AP Provisioning (AOS 8)
- Zero Touch Provisioning (ZTP): APs discover the Mobility Controller/Master via DHCP options (43/60), DNS, or broadcast.
- Manual Provisioning:
(MM) (config) #ap-name <AP_NAME> ap-group <AP_GROUP> (MM) (config) #ap-name <AP_NAME> ip-address <AP_IP> // If static IP (MM) (config) #ap-name <AP_NAME> ap-specific-profile system <AP_SYSTEM_PROFILE> (MM) (config) #ap-name <AP_NAME> ap-specific-profile ethernet-interface <ETH_PROFILE>
Gateway Provisioning (AOS 10 via Aruba Central)
- Onboard Gateway to Aruba Central: Register the Gateway’s serial number and MAC address in Central.
- Assign to Group: Place the Gateway into a Central group.
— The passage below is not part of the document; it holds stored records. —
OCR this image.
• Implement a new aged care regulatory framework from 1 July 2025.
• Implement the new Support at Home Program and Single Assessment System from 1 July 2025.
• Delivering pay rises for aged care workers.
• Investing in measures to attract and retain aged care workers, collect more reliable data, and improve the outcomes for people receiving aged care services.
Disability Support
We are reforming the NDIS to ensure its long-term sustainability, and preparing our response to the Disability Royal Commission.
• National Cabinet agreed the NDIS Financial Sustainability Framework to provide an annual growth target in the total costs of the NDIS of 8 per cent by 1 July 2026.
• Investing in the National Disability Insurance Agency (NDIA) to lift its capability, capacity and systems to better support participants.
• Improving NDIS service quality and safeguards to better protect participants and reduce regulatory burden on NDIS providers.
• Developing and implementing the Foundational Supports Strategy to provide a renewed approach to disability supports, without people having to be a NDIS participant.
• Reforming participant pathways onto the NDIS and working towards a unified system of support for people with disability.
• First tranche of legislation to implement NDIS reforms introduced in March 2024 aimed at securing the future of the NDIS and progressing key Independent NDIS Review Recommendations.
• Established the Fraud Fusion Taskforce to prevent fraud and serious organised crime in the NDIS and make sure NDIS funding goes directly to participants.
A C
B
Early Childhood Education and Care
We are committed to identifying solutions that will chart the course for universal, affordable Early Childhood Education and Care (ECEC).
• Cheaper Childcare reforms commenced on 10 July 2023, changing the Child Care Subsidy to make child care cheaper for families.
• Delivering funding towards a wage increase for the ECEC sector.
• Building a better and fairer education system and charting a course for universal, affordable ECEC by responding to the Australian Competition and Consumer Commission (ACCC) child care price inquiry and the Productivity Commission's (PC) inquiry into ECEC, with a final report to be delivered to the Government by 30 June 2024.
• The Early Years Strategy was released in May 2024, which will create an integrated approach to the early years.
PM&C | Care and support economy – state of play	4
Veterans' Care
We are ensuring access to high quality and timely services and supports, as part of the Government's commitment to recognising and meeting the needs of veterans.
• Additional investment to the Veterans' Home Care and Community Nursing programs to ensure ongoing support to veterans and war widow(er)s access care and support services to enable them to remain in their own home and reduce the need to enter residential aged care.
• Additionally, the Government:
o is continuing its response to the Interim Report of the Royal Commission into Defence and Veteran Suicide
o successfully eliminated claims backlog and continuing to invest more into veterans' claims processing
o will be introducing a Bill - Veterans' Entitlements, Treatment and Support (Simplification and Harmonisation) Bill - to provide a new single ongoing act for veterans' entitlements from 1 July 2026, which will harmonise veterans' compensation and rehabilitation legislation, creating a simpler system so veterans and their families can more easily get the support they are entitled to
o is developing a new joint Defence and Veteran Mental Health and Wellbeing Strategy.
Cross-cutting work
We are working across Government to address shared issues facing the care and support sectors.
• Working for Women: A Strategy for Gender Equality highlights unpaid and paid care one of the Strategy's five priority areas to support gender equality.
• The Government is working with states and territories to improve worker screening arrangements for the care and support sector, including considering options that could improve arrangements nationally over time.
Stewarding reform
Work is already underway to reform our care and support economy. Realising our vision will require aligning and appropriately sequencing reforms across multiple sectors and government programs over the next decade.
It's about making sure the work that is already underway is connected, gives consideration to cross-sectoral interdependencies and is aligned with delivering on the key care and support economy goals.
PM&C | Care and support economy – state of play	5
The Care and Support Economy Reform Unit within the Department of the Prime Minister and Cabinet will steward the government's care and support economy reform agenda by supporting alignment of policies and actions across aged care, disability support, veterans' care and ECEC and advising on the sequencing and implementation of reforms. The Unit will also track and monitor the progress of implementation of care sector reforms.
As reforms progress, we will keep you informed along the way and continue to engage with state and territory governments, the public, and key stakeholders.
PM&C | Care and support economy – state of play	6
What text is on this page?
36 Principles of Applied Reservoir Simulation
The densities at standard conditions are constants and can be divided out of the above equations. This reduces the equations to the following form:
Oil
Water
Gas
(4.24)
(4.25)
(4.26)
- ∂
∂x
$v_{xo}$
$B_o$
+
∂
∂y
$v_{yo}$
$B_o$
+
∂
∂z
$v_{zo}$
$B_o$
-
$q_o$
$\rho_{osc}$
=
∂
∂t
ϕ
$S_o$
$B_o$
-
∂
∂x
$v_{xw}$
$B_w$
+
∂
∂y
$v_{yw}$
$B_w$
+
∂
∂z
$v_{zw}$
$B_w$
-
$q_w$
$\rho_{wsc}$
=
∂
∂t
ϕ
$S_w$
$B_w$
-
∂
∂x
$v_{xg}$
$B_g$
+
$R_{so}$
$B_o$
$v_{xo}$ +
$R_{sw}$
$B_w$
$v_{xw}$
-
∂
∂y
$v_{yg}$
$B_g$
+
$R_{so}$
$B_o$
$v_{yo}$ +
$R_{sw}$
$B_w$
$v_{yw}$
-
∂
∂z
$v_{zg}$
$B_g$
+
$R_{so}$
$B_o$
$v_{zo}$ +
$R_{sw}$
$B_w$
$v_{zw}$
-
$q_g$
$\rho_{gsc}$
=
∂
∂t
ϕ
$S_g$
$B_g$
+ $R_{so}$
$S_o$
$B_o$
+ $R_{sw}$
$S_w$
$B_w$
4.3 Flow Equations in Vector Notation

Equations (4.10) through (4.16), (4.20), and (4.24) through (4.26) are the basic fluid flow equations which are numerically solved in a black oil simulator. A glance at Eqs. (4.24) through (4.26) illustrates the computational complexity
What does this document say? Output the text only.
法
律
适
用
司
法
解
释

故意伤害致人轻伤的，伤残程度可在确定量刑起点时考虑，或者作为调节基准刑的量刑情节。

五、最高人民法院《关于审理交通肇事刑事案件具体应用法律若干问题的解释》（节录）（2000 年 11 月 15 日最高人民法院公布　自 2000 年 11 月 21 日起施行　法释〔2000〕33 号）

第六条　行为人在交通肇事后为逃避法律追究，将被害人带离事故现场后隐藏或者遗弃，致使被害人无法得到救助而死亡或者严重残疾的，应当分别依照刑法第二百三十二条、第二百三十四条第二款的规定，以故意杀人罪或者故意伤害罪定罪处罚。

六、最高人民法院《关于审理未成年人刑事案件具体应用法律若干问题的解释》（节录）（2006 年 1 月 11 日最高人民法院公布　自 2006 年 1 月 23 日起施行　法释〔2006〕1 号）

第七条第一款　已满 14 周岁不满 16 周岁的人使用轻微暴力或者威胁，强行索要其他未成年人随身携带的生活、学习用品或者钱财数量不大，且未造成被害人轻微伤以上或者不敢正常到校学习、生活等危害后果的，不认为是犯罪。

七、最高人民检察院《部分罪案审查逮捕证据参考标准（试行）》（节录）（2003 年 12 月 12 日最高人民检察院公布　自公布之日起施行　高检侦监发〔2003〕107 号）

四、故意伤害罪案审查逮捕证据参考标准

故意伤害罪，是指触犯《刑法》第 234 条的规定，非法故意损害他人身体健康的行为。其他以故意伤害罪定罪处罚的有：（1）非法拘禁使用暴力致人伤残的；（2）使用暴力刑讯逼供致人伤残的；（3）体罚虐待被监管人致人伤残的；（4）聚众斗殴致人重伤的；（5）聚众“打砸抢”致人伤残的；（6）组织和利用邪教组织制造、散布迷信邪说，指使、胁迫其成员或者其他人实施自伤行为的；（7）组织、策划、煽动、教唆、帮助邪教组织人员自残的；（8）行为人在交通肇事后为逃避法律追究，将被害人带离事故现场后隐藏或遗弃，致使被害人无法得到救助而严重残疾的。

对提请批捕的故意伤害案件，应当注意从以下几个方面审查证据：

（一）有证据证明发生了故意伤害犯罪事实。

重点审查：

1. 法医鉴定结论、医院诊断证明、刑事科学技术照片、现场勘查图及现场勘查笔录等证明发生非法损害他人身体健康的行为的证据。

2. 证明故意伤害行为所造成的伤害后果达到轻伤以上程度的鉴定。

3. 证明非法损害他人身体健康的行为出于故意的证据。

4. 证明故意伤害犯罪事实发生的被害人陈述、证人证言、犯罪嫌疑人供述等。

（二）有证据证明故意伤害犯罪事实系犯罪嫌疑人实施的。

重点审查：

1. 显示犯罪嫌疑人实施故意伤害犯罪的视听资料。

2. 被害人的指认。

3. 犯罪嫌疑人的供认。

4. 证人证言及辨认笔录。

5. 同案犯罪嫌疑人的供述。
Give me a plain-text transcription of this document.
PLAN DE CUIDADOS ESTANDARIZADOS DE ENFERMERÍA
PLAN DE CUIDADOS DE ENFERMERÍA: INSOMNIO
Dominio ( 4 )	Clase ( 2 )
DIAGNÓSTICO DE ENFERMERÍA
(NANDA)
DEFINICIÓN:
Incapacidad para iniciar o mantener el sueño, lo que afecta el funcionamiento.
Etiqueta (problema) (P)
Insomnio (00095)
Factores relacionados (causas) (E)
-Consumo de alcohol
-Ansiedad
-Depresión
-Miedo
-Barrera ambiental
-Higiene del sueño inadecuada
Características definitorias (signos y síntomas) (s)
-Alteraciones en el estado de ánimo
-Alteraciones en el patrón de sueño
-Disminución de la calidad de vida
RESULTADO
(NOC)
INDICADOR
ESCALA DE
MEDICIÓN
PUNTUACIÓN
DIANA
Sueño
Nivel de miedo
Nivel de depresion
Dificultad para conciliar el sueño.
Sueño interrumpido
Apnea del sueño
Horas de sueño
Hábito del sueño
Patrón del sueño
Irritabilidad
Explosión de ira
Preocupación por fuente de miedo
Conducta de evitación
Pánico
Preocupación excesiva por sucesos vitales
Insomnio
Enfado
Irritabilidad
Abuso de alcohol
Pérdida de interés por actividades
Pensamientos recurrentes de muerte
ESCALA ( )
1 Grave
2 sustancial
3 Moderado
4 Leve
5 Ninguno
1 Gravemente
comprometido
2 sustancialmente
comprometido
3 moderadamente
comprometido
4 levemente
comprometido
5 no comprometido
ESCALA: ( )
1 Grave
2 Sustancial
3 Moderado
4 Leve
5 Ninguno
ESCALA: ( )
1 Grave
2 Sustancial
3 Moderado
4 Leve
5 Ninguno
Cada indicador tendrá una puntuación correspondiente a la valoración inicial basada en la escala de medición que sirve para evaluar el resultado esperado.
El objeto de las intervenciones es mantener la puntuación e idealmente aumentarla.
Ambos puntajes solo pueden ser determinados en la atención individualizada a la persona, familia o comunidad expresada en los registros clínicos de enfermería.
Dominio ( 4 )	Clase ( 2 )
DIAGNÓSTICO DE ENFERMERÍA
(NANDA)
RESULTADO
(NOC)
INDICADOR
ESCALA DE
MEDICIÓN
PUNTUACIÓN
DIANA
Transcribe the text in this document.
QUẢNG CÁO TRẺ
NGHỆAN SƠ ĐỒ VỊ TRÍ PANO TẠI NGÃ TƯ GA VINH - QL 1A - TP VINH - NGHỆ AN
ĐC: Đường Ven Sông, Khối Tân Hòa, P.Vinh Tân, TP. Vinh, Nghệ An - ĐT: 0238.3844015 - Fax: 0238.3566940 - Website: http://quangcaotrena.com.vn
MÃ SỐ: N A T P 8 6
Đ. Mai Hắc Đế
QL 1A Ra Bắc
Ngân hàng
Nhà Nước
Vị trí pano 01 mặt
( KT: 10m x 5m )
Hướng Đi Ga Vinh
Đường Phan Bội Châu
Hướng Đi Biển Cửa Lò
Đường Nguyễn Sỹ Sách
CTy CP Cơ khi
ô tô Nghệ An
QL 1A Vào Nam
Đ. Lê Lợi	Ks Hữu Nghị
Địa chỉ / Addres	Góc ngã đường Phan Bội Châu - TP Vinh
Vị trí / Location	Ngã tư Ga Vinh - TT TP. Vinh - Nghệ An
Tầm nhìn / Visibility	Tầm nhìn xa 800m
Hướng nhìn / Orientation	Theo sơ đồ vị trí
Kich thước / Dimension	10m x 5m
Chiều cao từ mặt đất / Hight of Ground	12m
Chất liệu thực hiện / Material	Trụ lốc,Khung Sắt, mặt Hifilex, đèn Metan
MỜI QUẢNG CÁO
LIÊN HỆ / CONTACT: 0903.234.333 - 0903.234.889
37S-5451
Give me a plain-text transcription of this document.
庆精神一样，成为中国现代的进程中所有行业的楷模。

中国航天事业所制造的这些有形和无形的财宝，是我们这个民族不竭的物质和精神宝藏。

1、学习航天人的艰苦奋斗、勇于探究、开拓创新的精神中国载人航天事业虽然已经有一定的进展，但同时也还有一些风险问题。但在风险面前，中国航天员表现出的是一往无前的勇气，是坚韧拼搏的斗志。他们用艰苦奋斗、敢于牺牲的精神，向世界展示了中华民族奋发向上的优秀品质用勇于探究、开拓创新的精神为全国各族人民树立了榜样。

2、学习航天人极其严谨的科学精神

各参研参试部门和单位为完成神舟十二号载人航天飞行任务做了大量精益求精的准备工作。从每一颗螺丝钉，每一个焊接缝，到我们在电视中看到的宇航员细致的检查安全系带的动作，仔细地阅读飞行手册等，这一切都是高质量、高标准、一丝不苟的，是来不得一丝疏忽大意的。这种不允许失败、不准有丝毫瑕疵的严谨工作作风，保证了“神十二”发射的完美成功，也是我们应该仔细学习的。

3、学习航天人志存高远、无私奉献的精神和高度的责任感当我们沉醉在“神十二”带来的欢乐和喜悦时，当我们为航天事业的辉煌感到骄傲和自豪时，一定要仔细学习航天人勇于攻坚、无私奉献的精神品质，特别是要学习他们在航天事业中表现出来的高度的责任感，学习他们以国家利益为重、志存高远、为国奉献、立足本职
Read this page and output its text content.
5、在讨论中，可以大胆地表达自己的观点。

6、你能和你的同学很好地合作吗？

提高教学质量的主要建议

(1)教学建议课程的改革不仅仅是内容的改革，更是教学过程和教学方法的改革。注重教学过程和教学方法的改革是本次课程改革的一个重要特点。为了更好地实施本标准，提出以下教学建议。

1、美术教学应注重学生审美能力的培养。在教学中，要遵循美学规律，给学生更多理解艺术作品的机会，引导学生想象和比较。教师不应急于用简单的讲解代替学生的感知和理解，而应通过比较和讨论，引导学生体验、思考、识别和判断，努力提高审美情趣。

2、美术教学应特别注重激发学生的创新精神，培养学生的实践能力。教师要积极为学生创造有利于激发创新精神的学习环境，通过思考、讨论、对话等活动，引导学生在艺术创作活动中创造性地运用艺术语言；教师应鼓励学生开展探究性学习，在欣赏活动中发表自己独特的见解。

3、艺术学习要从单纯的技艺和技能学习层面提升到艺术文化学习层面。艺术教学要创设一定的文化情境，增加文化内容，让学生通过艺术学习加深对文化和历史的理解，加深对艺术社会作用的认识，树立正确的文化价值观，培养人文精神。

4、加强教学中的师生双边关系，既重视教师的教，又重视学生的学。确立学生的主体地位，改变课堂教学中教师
- Configure Group: All configurations (SSIDs, VLANs, roles, RF) are done at the group level in Central’s GUI.
- Gateway Connects: The Gateway downloads its configuration from Central.
11. Tips & Tricks
show running-config: Always use this to see the current active configuration.write memory: Don’t forget to save your changes!clear log all: Useful before starting a new troubleshooting session.logging level debugging: Use with caution in production, but invaluable for deep dives. Remember to revert.debug client <MAC>: Target specific client issues.- Aruba Central Audit Trail: For AOS 10, Central’s audit trail is your best friend for tracking configuration changes.
- Airheads Community: An excellent resource for questions and solutions.
- Documentation: Always refer to the official HPE Aruba Networking documentation for detailed information specific to your exact AOS version.
12. Version Information
- AOS 8: Current stable versions typically range from 8.10.x.x.
- AOS 10: Current stable versions typically range from 10.5.x.x.
- Aruba Central: Cloud-based, continuously updated.
- As of 2025-12-30: This cheatsheet assumes the general architectural principles and CLI syntax remain consistent with the latest stable releases around this date. Minor command variations may exist in specific point releases. Always consult official release notes for critical updates.
References
- HPE Aruba Networking Official Documentation
- Aruba Airheads Community
- ArubaOS 8.x CLI Reference Guide
- Planning Aruba AOS 8 to AOS 10 Migration Guide
Transparency Note
This cheatsheet was generated by an AI expert based on publicly available documentation and common industry practices for Aruba Wireless AOS 8 and AOS 10. While efforts have been made to ensure accuracy and currency as of December 2025, specific commands, features, or best practices may vary slightly with different hardware models, software versions, or unique network configurations. Always consult official HPE Aruba Networking documentation for the most authoritative and up-to-date information.